Par la suite, au moins une centaine de villageois se retrouvent sur le parking de la crique. Les gendarmes notent que "le rapport de force s'inverse". Malgré la présence de nombreux gendarmes, la famille d'origine marocaine subit des violences.

Des casques sur les têtes des enfants

Un militaire explique que des casques sont mis sur les têtes des enfants. Et en face, il décrit des Corses qui "vociféraient et voulaient en découdre sans agir. Ils voulaient faire comprendre aux arabes qu'ils ne sont pas chez eux, selon leurs propres termes". S'en suivent des "volées de pierres" à destination de la famille et des coups. Une gendarme raconte avoir fait face à un homme s'approchant avec une pierre à la main. Après lui avoir fait lâcher, l'homme entraîne la militaire, la blessant à la main, pour aller mettre un violent coup de pied au niveau de la tête de Jamal Benhaddou, déjà au sol.

Ce dernier perd connaissance et ne sera évacué qu'après deux tentatives des pompiers qui font face à une foule "hostile". Alors qu'il est inconscient sur le brancard et dirigé vers l'ambulance, l'homme reçoit un coup de poing au visage. La scène est filmée par les médias locaux.
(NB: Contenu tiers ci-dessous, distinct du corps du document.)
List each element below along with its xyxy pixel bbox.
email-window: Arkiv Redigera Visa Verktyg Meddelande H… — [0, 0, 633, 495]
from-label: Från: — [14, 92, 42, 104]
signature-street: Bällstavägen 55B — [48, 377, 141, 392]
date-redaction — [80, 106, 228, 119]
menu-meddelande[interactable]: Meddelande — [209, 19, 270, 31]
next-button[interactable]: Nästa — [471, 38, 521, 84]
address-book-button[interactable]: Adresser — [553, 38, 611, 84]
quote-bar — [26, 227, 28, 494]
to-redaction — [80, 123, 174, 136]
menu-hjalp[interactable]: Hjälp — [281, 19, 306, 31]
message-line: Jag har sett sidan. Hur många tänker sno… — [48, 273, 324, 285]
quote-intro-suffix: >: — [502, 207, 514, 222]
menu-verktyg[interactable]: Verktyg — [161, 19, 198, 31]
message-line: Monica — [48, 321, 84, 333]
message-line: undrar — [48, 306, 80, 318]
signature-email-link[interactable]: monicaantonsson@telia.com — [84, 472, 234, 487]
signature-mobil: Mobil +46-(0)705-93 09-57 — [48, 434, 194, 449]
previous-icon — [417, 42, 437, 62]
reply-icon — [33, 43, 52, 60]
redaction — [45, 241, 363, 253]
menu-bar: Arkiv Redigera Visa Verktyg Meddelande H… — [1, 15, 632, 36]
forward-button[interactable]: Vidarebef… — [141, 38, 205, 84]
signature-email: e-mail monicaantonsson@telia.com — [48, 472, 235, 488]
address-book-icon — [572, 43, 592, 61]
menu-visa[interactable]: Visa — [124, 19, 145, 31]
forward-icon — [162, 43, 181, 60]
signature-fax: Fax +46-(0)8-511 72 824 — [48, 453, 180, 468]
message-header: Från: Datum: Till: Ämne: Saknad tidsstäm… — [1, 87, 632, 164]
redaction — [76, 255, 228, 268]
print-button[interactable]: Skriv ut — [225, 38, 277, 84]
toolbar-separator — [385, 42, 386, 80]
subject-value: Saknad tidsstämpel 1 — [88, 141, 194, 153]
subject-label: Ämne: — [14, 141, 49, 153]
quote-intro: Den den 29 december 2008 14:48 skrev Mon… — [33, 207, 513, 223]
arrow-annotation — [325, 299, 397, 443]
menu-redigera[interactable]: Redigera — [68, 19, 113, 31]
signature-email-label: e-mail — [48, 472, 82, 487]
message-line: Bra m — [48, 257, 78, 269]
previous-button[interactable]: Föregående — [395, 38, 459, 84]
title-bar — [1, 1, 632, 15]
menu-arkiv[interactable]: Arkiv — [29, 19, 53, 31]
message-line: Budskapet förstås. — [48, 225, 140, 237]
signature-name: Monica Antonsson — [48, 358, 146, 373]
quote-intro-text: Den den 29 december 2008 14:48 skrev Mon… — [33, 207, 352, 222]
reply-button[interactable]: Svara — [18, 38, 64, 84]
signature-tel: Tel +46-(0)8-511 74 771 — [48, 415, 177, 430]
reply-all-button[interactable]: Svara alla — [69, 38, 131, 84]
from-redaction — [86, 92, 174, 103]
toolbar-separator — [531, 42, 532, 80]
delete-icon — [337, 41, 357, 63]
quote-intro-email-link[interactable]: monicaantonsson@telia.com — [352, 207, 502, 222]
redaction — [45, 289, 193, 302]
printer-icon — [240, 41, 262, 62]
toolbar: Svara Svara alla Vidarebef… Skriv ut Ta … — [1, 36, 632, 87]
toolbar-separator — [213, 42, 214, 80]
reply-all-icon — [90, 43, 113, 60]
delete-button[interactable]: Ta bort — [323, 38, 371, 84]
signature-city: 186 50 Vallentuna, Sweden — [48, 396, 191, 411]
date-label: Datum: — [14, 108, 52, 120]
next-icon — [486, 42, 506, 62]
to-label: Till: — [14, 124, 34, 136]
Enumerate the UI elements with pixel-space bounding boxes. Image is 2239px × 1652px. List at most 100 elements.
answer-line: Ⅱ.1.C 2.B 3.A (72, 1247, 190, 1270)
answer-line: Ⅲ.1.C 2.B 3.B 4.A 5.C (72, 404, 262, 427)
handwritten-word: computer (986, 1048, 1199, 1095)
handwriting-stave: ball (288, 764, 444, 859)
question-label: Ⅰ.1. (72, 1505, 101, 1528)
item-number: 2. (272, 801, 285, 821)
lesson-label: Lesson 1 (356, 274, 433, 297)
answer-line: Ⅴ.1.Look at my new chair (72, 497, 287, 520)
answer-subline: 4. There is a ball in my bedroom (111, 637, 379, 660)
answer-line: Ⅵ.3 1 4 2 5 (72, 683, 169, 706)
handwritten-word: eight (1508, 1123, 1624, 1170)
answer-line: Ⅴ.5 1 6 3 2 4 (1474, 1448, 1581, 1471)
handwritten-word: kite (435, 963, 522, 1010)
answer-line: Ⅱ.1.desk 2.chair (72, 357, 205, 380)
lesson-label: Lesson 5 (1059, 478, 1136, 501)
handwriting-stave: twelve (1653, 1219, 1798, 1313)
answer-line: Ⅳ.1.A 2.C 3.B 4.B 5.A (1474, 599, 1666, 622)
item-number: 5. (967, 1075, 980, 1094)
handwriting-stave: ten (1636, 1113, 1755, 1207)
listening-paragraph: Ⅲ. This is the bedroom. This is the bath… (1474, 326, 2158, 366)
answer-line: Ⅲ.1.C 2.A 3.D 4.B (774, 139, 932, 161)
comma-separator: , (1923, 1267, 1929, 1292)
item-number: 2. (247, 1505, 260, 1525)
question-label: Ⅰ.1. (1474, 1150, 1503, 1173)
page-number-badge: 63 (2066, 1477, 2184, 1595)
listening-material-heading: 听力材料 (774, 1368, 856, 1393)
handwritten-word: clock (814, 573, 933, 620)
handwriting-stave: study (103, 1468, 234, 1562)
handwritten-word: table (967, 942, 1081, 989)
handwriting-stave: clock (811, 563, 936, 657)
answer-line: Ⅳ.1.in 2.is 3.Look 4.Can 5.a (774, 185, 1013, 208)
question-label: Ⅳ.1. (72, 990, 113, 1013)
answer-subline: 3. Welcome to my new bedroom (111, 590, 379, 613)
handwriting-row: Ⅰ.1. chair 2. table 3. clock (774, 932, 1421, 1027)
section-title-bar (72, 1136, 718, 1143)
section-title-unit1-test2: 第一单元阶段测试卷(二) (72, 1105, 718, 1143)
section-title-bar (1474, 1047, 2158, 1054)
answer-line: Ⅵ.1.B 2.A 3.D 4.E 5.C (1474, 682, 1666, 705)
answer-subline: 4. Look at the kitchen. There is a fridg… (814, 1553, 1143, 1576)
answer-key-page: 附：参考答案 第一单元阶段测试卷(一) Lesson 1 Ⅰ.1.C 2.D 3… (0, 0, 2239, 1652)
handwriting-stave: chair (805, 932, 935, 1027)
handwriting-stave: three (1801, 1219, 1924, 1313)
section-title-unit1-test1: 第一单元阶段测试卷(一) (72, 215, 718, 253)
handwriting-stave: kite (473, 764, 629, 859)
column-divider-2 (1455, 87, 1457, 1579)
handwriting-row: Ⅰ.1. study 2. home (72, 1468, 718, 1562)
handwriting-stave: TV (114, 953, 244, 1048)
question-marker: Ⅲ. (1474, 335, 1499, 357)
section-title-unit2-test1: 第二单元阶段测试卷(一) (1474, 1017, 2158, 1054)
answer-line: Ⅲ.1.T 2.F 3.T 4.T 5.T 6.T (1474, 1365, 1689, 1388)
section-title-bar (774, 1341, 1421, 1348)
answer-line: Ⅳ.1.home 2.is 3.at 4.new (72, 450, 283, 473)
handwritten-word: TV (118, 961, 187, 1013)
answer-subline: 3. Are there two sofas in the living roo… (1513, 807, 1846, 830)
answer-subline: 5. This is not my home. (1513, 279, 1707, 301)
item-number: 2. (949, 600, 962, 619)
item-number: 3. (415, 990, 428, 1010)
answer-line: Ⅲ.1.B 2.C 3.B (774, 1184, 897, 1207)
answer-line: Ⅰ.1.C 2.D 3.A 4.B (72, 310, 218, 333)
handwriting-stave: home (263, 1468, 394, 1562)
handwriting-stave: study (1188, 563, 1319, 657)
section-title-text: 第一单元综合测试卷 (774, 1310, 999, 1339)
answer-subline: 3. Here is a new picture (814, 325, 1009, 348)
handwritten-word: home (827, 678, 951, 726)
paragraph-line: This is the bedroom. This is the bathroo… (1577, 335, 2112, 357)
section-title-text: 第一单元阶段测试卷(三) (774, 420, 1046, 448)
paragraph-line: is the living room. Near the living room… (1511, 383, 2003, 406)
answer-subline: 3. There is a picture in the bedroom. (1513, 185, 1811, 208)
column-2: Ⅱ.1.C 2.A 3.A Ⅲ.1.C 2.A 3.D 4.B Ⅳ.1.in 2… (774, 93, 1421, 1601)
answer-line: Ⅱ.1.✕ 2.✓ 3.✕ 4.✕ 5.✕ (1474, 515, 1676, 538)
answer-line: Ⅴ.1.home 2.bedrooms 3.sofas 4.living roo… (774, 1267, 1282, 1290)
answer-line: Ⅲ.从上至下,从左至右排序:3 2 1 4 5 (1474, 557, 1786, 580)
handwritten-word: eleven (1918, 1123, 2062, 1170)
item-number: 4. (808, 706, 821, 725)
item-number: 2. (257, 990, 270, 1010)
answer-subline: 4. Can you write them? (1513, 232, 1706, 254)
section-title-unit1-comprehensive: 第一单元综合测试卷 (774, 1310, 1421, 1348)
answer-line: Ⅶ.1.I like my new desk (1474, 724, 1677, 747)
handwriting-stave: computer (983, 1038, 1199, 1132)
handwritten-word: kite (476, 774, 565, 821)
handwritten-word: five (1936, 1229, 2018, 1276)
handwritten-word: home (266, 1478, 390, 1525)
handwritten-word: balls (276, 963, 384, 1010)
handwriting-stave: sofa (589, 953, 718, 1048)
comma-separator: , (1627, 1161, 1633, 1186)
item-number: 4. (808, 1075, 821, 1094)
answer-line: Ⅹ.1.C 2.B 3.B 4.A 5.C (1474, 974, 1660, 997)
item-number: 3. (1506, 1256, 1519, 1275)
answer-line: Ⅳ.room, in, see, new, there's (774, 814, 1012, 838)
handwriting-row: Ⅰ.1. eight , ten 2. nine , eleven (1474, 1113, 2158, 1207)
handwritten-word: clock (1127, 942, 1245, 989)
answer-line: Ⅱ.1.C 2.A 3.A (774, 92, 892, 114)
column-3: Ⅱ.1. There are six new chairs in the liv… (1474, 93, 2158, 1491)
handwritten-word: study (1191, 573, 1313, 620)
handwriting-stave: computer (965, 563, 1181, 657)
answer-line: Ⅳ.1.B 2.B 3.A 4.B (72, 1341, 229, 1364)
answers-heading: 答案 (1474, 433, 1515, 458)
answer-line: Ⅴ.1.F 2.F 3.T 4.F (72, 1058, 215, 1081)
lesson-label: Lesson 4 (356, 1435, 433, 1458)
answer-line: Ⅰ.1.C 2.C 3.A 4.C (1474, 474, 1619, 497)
C'est à partir du témoignage de la gendarme et de la vidéo que les auteurs des coups de pied et de poing ont été reconnus et arrêtés. Après l'évacuation de la famille, la tension mettra du temps à retomber et les trois voitures de la famille sont retournées et incendiées sur le parking. Au final, cinq personnes, trois frères et deux villageois, seront placés en garde à vue et poursuivis pour violences aggravées.

Lors d'une conférence de presse, le procureur de Bastia Nicolas Bessone désignera les frères comme étant responsables des violences dans une "logique de caïdat pour s'approprier la plage", et de l'autre côté, "une sur-réaction villageoise inadaptée".